There’s no real conflict in the timeline of Mark’s and Dori’s lives, together or separate, at least not that we see onscreen. Marine training is tough — SDI Skeer (Val Kilmer: Spartan, Wonderland) is a pain in the ass, but fair and dedicated and an okay guy — and halfway houses for the mentally ill are no piece of cake — counselor Mrs. Hengen (Diane Venora: Heartbreak Hospital, The Insider) is a pain in the ass, but fair and dedicated and an okay gal — and the friend Mark almost killed in the car accident that got him Marined up (Agnes Bruckner: Murder by Numbers, Home Room) holds no grudges, nor does the sainted priest (Ed Begley Jr.: A Mighty Wind, Best in Show) Mark put in a wheelchair for life, and Dori’s just so gosh-darned fun to be around, all unpredictable and with that goofy grin. Mark either has no conception of what he’s getting himself into with a relationship to a schizophrenic, or he’s just the greatest guy ever in the history of the world and will deal with it, Job-like.
“Well, no, no one really kept them apart. He got blown up in that bombing in Beirut in ’83 or whenever, but he got better and he’s just fine. And she’s doing really well on her meds. But isn’t it interesting how opposite they were? Like he’s turning into this hardass Marine all straight-edged with the ironed-in creases in his pants and she’s just like batshit crazy? Isn’t it interesting?”
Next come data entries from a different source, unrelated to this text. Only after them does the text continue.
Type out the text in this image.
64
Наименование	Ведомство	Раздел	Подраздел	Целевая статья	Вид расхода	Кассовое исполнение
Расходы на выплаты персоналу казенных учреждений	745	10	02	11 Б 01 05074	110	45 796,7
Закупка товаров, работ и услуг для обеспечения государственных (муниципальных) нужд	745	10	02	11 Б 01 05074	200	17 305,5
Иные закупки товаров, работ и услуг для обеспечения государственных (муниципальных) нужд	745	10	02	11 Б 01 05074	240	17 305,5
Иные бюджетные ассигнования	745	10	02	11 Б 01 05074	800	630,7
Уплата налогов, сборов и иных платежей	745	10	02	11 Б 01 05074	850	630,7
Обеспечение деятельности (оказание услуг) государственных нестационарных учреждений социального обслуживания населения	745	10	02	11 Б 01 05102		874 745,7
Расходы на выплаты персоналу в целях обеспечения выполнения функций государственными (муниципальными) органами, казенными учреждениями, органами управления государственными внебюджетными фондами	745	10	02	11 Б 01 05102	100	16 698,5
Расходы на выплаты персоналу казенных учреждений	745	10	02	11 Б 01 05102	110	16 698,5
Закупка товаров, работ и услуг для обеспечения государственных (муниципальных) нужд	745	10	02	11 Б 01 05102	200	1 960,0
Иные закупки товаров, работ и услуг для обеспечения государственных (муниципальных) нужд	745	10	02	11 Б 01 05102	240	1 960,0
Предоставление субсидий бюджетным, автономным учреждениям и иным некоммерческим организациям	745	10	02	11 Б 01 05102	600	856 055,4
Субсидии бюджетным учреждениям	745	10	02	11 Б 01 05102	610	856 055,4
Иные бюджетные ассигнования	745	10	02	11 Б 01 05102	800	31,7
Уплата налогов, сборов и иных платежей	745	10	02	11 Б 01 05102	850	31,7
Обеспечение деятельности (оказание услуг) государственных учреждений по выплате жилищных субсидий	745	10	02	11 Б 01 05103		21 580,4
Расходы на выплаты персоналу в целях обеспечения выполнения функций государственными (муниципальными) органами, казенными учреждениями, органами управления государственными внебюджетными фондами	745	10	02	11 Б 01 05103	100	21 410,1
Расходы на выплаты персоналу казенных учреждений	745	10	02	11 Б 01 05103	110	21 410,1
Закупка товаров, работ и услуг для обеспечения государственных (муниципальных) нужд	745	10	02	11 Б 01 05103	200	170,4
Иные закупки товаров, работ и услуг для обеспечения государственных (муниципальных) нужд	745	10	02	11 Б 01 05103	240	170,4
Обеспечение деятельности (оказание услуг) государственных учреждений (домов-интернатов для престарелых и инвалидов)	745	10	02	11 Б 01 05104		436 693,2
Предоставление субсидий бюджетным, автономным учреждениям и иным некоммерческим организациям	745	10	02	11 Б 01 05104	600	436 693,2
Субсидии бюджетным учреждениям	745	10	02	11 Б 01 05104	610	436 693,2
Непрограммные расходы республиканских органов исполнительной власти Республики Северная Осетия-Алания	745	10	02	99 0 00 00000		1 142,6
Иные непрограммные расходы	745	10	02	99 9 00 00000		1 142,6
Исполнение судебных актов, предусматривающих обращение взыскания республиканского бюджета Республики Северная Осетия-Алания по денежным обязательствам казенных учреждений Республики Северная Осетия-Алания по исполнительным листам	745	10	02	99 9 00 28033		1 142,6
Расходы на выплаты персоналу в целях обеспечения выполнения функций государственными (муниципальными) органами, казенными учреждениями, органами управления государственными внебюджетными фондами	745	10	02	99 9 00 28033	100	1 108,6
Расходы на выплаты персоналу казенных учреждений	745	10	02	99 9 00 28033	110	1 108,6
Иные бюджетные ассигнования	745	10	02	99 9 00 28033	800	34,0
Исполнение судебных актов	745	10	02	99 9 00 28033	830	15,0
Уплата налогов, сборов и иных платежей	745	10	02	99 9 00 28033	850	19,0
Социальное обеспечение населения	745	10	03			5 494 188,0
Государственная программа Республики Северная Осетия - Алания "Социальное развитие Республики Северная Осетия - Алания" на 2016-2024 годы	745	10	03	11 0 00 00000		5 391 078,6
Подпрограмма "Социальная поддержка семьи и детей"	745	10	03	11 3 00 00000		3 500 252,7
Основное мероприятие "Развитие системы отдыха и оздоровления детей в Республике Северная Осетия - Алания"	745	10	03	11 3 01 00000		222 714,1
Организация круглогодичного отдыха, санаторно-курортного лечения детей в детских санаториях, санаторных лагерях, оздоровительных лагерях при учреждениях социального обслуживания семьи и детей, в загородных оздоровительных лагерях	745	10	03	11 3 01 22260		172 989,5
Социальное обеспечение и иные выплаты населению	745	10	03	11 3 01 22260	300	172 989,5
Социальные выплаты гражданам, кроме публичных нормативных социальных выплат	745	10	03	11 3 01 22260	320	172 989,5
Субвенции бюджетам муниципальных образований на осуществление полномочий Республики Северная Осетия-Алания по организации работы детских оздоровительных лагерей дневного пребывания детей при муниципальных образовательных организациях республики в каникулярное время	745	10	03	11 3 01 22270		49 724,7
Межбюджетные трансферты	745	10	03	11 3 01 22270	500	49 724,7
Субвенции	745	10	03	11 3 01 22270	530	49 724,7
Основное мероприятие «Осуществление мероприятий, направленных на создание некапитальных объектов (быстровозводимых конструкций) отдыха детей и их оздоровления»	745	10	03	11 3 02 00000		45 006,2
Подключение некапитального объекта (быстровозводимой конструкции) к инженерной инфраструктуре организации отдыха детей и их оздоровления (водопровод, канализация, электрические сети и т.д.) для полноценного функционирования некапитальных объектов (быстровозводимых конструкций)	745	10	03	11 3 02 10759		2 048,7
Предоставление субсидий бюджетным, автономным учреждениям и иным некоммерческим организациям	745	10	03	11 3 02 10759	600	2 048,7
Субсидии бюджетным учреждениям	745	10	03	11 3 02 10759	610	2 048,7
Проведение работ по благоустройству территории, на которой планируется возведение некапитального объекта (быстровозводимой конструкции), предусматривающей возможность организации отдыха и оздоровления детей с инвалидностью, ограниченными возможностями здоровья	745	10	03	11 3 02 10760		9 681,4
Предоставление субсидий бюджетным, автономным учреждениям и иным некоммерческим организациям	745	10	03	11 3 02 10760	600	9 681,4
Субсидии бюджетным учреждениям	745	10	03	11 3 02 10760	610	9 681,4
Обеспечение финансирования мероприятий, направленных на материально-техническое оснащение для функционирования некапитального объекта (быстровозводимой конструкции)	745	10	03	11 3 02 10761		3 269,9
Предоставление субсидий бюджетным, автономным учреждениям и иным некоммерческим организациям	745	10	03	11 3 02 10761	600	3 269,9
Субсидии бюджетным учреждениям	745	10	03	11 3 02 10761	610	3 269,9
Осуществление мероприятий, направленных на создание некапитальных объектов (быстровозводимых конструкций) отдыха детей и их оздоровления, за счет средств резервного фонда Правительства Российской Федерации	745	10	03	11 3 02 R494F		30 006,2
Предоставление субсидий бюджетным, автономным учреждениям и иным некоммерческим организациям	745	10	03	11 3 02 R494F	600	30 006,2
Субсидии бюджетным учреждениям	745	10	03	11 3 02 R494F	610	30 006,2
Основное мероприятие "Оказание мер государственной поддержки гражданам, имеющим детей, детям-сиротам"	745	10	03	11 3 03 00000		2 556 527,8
As a portrait of an unlikely relationship, there might have been something to be had in Mark and Dori’s “tale,” but writer/director Reverge Anselmo doesn’t know what to do with it. Cook and Tucker are barely onscreen together, but it’s doubtful it would have helped matters much if they were: neither has the resources as a performer to make us believe in them or care much about what becomes just another trite movie romance. They don’t even converse so much as exchange pseudo poetic ruminations on life — all of it chalk-on-a-board grating as it falls on the ears only to be instantly forgotten. And delivered by these two cold, indifferent actors, the result is so forced and stilted that Stateside feels like a pretend movie, like a pale imitation of what a movie usually is.
“But, like, he was a Marine and she was a wacky pop star? Isn’t that interesting?”